Clouds, Rain...and Meatballs?

An Imaginative Activity Based on "Cloudy…With a Chance of Meatballs"

Few things are more loved by kids than stories and food. In this activity, we leverage both to help kids warm up to a third, and sometimes less beloved, part of life—the weather. In many parts of the world, the winter weather challenges us, kids included. So, winter is the perfect time to use the whimsical book, Cloudy With a Chance of Meatballs, to encourage movement, imaginative play and, hopefully, a bit more love for the weather.

The Guide

  1. Gather your materials: An old sheet or blanket; at least one, large umbrella (the more the merrier); 2 dryer balls per child (or other soft balls), twine and a copy of Cloudy with a Chance of Meatballs by Judi Barrett. Cut the twine into roughly 1-foot length bits. Without kids noticing, place the balls and twine inside your umbrella, then close it up. Lay the closed umbrella and your sheet just out of sight near wherever you’d like to play.
  2. Introduce the idea: Wonder together about the weather. “How does the weather feel today?" Continue, "I know a story of a place called Chewandswallow that has really WILD weather all year long! Really WILD! Would you like to see some pictures of this place, Chewandswallow?”
  3. Read together: Read or take a picture walk through Cloudy With a Chance of Meatballs. As you walk through the book, ask kids guiding questions such as, “What is raining down from the sky in Chewandswallow? Can you imagine? Food falling from the sky? What food would you most like to see fall from the sky?”
  4. Introduce the play: After enjoying the story, ask kids, “Do you think we should go on a weather walk? Should we bring the umbrella just in case?” Walk to an area in which kids can explore and play freely. Stop them and wonder, “Does anyone hear anything? I’m not sure, but I think I hear some rain coming? Hmm...should I put my umbrella up?” Then, open your umbrella quickly so that all of the balls and twine pieces fall out on you and all around. “Oh my! What is this? Spaghetti and meatballs? Just like in Chewandswallow! Oh dear! What a mess!”
  5. Pretend together: Continue to pretend that food is falling and that weather is wild in your play. Explore to find more foods, turning different natural objects into different edible precipitation. Acorn caps make a marvelous mushroom monsoon. Fallen leaves make super salad squalls. The kids can decide what different objects could be.
  6. Clean up and make it storm: Ask your explorers, “Do you think we should collect the meatballs and spaghetti and clean up the mess?" Assuming they are game, start to place a ball or two on the sheet. See if your explorers join you. Once lots of spaghetti and meatballs are on the sheet, explore what storms roll in when you move the sheet up and down.
  7. Hand over the umbrellas: If you see an opening in kids’ play, ask them, “Would you like to hold an umbrella?” Kids are generally fascinated by umbrellas, and they feel a great deal of agency when we allow them to play with them. Their play with them will be clumsy, but you can support them in joyful risk taking by saying something like, “Umbrellas are so fun, but we have to be careful not to hit another friend. Can you do that?” Then, be prepared to gently remind them or gently help them shift their grip on or placement of the umbrella as needed.
  8. Let the play roll: No matter how the play unfolds, make sure that the kids are really engaged in what is happening, continue to be silly, and, most importantly, support kids at playing in whichever way they choose. Here are a few fun things to model:
    • Throwing balls, leaves, etc. up in the air or off the top of a rock to make it “rain.”
    • Toss the balls into an open umbrella—target practice!
    • Rolling balls down ramps or any natural incline.
    • Hide and find the dryer balls.
    • Clean up, make a mess, clean up, repeat.

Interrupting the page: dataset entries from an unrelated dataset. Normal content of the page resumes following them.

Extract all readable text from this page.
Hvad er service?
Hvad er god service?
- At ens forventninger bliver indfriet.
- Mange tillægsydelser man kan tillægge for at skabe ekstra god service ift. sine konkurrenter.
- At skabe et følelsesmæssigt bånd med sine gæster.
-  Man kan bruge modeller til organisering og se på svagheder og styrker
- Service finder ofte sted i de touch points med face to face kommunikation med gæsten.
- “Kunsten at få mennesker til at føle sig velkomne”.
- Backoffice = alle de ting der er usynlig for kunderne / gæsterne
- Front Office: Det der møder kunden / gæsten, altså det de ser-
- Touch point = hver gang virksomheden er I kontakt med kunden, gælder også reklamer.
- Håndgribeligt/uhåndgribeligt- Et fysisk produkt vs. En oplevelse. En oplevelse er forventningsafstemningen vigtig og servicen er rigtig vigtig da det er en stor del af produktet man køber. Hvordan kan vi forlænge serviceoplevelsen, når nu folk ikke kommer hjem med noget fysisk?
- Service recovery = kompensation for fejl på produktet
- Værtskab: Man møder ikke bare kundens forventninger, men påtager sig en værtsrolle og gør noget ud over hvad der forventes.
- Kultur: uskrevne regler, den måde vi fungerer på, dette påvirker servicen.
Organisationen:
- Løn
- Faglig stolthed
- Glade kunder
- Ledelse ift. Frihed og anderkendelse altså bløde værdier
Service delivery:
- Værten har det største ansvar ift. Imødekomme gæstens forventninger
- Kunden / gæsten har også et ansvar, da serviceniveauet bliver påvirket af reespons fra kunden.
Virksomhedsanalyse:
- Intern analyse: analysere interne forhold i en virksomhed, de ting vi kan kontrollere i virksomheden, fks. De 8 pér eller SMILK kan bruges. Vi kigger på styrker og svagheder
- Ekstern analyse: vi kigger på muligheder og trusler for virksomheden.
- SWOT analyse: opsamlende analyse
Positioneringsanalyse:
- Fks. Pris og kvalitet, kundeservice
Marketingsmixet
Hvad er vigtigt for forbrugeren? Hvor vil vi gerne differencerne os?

Why is this activity great for kids?

This lesson combines two very familiar contexts: food and weather, making it easy for kids at different stages of play to pretend and develop their imaginations. A range of simple but compelling materials plus the opportunity to tinker with the objects supports kids with developing creativity. Ball play of various kinds also provides great practice with fine motor skills and hand-eye coordination, in addition to being really darn engaging! The work kids do to disperse, gather and move objects around supports transporting—one of a list of behavioral schema. These schema are patterns of behavior we see in engaged kids’ play all around the world. Finally, hopefully this play context will give you and your kids a way to think more playfully about the weather, helping kids learn to adjust and adapt to whatever falls from the sky!